Medical image analysis suffers from limited expert-annotated data, hindering model generalization and clinical applicability. This study proposes an expert-guided, explainable, multi-pass learning framework that integrates radiologists-provided regions of interest (ROIs) into model training to simultaneously improve classification performance and interpretability. Grad-CAM is utilized for spatial attention supervision, introducing an explanation loss based on Dice similarity to focus the model's attention on diagnostically relevant regions during training. This explanation loss is optimized with a standard prototypical network objective, encouraging the model to focus on clinically relevant features even under data constraints. The framework is evaluated on two datasets: BraTS (MRI) and VinDr-CXR (thoracic X line), demonstrating improved accuracy from 77.09% to 83.61% on BraTS and from 54.33% to 73.29% on VinDr-CXR. Grad-CAM visualizations confirm that expert-led training consistently focuses attention on the diagnostic domain, improving both predictive reliability and clinical trustworthiness. These results demonstrate the effectiveness of integrating expert-led attention supervision to bridge the gap between performance and interpretability in multiple training medical imaging diagnoses.

Takeaways, Limitations

Takeaways:
We demonstrate that a few expert-led, explainable learning frameworks can simultaneously improve the performance and interpretability of medical image analysis.

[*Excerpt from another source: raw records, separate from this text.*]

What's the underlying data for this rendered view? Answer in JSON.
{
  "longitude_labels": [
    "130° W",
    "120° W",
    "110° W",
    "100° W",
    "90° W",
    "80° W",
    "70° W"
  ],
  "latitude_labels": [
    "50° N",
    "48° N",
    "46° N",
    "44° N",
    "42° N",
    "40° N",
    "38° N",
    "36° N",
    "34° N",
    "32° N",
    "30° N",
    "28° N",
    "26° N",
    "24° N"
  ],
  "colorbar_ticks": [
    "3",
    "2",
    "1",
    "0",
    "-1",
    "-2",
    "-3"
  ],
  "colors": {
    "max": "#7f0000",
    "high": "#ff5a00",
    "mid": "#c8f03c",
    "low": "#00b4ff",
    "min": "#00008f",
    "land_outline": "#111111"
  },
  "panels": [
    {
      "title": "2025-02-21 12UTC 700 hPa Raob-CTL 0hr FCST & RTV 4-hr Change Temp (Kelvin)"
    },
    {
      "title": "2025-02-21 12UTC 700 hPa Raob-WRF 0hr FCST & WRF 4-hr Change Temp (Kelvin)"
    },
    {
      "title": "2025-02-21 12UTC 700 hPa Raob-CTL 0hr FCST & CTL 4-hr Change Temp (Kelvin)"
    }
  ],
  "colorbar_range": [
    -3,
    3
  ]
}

By leveraging Grad-CAM and Dice similarity-based explanation losses, we can effectively focus the model's attention on diagnosis-relevant areas.
High accuracy can be achieved even under limited data conditions.
We verify the effectiveness of the proposed method through experimental results on the BraTS and VinDr-CXR datasets.
Limitations:
Performance may be affected by the quality of the ROI provided by the expert.
Additional evaluation of generalization performance across various medical image types and diseases is needed.
A solution is needed to address the cost and time-consuming issues of expert annotation work.